Clima e Sociedade took part in the meeting, which was attended by its Coordinator of Urban Mobility Portfolio, Walter Figueiredo de Simoni. Additionally, the institute supported the attendance of four of its grantees – representatives of the organizations Cidade a Pé , Bike Anjo , A Cidade Precisa de Você and Corrida Amiga .

Several other institutions and entities that are partners and grantees of Clima e Sociedade, such as Casa Fluminense, WRI, ITDP, Avina and Fundação Ford, also took part in the conference. The debates during the Conference were focused on the progression of the development of cities around the world, since 3.9 billion people (nearly 50% of the global population) live in approximately 1 million urban centers. They are responsible for the generation of roughly 70% of the global GDP.

“The expectation of our attendance was not so much related to the official programming, since we were all familiar with the New Urban Agenda and the discussions were focused on the process of its implementation. Our focus was on the parallel events that took place concomitantly to the official discussions held by the diplomats”, says Walter.

De Simoni was also invited to moderate a parallel panel organized by the European Cyclists’ Federation, which took place in the same venue as the official discussions, dealing with climate changes and bicycle use.

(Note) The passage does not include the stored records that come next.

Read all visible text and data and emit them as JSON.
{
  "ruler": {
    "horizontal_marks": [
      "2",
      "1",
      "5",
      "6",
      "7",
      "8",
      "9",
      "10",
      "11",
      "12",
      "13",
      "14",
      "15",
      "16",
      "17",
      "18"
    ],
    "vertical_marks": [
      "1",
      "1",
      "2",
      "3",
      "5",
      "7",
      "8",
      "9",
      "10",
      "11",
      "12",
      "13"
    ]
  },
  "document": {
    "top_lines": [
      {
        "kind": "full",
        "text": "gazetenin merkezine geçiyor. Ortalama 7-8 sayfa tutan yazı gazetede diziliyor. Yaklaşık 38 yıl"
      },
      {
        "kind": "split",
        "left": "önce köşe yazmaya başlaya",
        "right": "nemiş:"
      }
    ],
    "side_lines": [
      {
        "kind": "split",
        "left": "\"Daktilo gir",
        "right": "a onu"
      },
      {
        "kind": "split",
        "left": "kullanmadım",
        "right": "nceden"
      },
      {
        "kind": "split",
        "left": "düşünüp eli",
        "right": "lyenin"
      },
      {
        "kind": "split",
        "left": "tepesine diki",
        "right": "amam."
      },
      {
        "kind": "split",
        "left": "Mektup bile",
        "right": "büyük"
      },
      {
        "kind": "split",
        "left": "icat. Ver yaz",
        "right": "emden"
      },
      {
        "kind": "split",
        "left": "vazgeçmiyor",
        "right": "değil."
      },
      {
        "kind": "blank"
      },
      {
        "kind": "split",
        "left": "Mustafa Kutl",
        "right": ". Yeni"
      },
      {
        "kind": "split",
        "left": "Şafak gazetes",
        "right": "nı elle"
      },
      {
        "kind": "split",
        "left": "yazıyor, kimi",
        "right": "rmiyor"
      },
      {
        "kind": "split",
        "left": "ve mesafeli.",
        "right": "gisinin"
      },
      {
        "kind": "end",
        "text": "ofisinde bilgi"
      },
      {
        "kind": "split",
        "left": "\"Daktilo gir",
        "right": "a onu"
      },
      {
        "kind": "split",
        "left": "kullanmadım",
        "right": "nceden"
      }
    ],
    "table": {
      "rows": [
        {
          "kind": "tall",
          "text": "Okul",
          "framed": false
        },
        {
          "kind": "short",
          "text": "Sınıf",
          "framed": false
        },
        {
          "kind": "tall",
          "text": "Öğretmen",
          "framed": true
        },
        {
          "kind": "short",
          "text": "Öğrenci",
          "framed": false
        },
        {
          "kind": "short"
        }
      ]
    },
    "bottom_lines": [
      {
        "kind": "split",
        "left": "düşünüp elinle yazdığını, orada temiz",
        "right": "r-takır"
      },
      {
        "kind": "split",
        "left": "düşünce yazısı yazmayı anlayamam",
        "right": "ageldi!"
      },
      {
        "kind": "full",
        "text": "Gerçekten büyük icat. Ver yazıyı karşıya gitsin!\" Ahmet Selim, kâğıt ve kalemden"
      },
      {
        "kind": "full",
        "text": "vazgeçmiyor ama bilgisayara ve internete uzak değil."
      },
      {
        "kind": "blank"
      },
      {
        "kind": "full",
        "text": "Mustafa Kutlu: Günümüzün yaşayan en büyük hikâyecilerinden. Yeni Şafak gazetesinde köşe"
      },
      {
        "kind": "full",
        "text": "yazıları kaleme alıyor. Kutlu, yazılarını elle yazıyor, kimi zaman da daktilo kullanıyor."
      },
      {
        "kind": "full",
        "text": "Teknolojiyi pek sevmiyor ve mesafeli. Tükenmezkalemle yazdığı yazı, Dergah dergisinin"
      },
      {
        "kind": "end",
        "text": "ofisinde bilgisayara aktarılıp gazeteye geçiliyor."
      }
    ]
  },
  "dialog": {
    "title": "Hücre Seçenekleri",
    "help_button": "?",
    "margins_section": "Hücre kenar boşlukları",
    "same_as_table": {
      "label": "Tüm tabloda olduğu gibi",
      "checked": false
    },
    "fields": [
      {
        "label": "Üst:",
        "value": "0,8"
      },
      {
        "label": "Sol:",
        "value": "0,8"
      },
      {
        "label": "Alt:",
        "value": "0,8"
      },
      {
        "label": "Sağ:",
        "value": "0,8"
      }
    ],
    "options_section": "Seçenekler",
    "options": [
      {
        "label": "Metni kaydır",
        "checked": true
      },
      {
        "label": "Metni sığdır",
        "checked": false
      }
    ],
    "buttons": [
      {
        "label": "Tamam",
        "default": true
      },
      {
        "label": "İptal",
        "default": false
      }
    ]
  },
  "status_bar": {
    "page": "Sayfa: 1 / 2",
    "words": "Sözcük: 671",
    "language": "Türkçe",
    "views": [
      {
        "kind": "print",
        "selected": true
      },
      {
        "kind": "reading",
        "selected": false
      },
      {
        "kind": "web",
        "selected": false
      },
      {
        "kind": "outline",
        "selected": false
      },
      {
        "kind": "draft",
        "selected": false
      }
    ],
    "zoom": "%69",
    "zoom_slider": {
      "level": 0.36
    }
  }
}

“A few days before the opening of Habitat III, an event known as Youth Habitat was held, with many interesting discussions and moments of exchange occurring between the academia and the private sector. During the Conference itself, one point drew attention: there is a real attempt to bring together different long-term points of discussion of the United Nations, such as climate change, with the urban agenda. But this is still not very clearly discernible when you go down to the level of cities and civil society. This creates a concern, since numerous short-term problems such as quality of life and sanitation, among others, have been identified. You have to think about how to bring all these issues together”, he says.

One option is to reflect on the urgencies of cities dealing with resilience and adaptation, says Walter. The Quito Conference reinforced the perception that two narratives are more evident – the first, which emphasizes the social issue at the center of the debate, involving accessibility to everyone and more human public spaces; and the other, which is technology-oriented, targeting so-called smart cities and focusing on solutions such as the use of electric cars and the democratization of photovoltaic energy. The instances in which the two sides of this same coin were actually found to coexist were rare.

“One of our challenges going forward, in Clima e Sociedade, is to understand how these narratives can dialogue”, concluded Walter.

As a United Nations member State, Brazil should use the New Urban Agenda as a commitment to guide its actions over the next two decades. It is true, however, that this is a non-binding commitment, which exempts countries from liability should they decide not to comply with it.